Treasury Secretary Timothy Geithner was grilled by lawmakers last month about why it has taken so long to get money to community bankers.
NEW YORK (CNNMoney) -- Throwing money at a problem doesn't always work.
Case in point: Congress set aside $30 billion for the Small Business Lending Fund passed as part of the Small Business Jobs Act last year.
The fund, run by the Treasury Department, is supposed to pump ultra-cheap capital into banks that have less than $10 billion in assets. The banks, in turn, are supposed to lend the money to small businesses that need it.
But even if every bank application is approved, only $11.8 billion will go out the door.
What happened? Small businesses are supposed to be desperate for loans. Some are. But demand for the program's funds has been lackluster, suggesting many are not.
In much of the country, small businesses are sitting on their hands, nervous about the future, and uninterested in taking on more debt. So they are not demanding loans, and community banks don't need capital.
There are 7,000 community banks across the nation, according to the Independent Community Bankers of America (ICBA). But only 926 -- slightly more than 13% -- of those banks even applied to participate in the program.
"As part of the application, you had to have a small business lending plan to demonstrate that you could deploy this lending," said Paul Merski, executive vice president and chief economist of the ICBA. "You have to have small business loan demand."
In regions of the country hard hit by high unemployment and the collapse in the real estate markets, loan demand is nil, noted Merski.
"You are targeting a subset of community banks -- not all banks -- and you are targeting a subset that has both loan demand and the need for additional capital," he said.
Seacoast National Bank, in Stuart, Fla., didn't even apply for capital from the Treasury. The well capitalized community bank has just over $2 billion in assets with 40 locations along the East coast of Florida.
"We are not going to improve our local economy by lending into this weak environment," said Dennis Hudson, the bank's CEO. "The lending is the eventual result of an improving economy. It doesn't flow the other way."
A long time coming: The Treasury has taken a while to get its program up and out the door.
Wednesday, the department announced the second wave of approvals: a total of $337 million has been invested in 23 banks. More bank approvals will be announced by the Treasury on a rolling basis in coming weeks.
The delay has irked community bankers and their representatives. When Treasury Secretary Timothy Geithner appeared in front of the House Small Business Committee last month, Rep.
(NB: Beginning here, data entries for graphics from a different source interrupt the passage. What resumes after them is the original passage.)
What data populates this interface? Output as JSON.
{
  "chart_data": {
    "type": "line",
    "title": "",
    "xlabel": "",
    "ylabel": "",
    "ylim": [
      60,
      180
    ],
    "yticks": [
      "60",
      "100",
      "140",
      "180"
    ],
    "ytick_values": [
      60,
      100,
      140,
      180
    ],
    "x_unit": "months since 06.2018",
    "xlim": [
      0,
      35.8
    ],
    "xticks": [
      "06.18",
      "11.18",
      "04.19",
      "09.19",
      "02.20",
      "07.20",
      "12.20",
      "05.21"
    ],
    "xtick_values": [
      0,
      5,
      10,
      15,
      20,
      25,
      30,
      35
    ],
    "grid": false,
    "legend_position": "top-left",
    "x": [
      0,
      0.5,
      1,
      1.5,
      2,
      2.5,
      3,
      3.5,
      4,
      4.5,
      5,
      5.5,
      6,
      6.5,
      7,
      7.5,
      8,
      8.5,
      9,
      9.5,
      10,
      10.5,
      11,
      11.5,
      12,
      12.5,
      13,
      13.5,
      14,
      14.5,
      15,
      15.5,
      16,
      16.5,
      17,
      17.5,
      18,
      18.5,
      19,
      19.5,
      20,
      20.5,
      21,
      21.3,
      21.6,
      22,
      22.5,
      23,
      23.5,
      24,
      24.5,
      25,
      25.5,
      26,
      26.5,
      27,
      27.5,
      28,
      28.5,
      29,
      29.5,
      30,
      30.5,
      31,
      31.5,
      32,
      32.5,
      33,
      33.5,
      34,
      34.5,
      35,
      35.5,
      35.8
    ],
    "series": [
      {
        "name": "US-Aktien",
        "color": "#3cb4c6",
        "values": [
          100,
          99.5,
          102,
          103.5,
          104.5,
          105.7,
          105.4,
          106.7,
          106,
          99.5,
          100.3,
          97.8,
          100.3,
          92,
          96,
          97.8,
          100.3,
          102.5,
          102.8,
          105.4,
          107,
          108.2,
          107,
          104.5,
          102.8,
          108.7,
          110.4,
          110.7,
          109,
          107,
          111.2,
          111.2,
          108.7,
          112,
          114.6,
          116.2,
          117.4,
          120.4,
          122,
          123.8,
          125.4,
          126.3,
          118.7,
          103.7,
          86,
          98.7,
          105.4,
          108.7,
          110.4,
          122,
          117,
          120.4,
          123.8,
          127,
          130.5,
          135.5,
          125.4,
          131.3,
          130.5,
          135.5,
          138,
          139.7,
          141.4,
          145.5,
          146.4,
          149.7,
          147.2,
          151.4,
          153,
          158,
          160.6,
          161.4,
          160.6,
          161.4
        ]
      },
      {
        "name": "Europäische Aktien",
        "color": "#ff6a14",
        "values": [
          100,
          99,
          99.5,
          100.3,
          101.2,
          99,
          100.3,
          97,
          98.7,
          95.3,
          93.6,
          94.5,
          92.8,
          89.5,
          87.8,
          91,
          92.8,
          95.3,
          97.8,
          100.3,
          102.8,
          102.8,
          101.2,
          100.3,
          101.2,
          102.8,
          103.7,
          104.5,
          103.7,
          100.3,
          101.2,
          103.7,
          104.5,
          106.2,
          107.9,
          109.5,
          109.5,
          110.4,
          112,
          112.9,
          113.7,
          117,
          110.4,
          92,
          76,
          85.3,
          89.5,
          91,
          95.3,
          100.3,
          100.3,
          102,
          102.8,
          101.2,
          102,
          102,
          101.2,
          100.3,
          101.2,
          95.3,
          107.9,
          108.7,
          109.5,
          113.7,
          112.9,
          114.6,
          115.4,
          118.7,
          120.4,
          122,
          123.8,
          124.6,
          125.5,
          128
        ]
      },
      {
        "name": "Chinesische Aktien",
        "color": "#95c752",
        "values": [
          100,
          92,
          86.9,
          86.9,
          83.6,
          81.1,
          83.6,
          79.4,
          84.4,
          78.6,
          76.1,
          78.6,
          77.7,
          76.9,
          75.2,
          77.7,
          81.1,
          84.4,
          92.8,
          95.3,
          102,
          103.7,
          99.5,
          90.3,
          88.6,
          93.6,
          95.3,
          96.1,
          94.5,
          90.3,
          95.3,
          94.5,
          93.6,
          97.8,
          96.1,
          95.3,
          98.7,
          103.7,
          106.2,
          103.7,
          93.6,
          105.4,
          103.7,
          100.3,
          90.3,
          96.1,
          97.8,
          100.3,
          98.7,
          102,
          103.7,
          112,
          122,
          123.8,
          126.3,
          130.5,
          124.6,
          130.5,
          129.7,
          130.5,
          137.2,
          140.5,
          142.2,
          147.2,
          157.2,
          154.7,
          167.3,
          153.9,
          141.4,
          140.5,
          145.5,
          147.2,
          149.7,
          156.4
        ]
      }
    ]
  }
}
Herrera Beutler of Washington pressed him aggressively about why the Treasury was taking so long.
"I wish it were different, but the reason we are a little behind schedule is because we are being careful and because the regulators are being careful," said Geithner. "And that is what you would like us -- that is what you want us to be."
Ronald Paul, CEO and chairman of $2.2 billion Eagle Bank Corp., said he was "disappointed in the amount of time it took."
However, he added that the program was worth the wait. The Treasury invested $56.6 million into his Bethesda, Md., bank. "We waited, and we were willing to wait, because we thought it was a great program," he said.
TheTreasury only has two-and-a-half months to approve banks and invest in them by Sept. 27th, one year from the enactment of the original legislation. A Treasury spokesperson said the agency will meet the deadline.
Meanwhile, the rest of the money -- the $18.2 billion -- will go back to Congress.
For a few, it's a good deal: The program is good for banks that fit its parameters.
Take Rusty Cloutier, president and CEO of MidSouth Bank. He was notified last week that his $1.2 billion community bank that serves Southern Louisiana was approved to participate in the program. The Treasury will invest $32 million in MidSouth Bank.
"We are extremely excited about getting it," said Cloutier.
He thinks the money will help the businesses in his community. "Certainly we are trying to get loans out to customers that are creating jobs," said Cloutier. "You know, it is not only creating jobs, it is also saving jobs."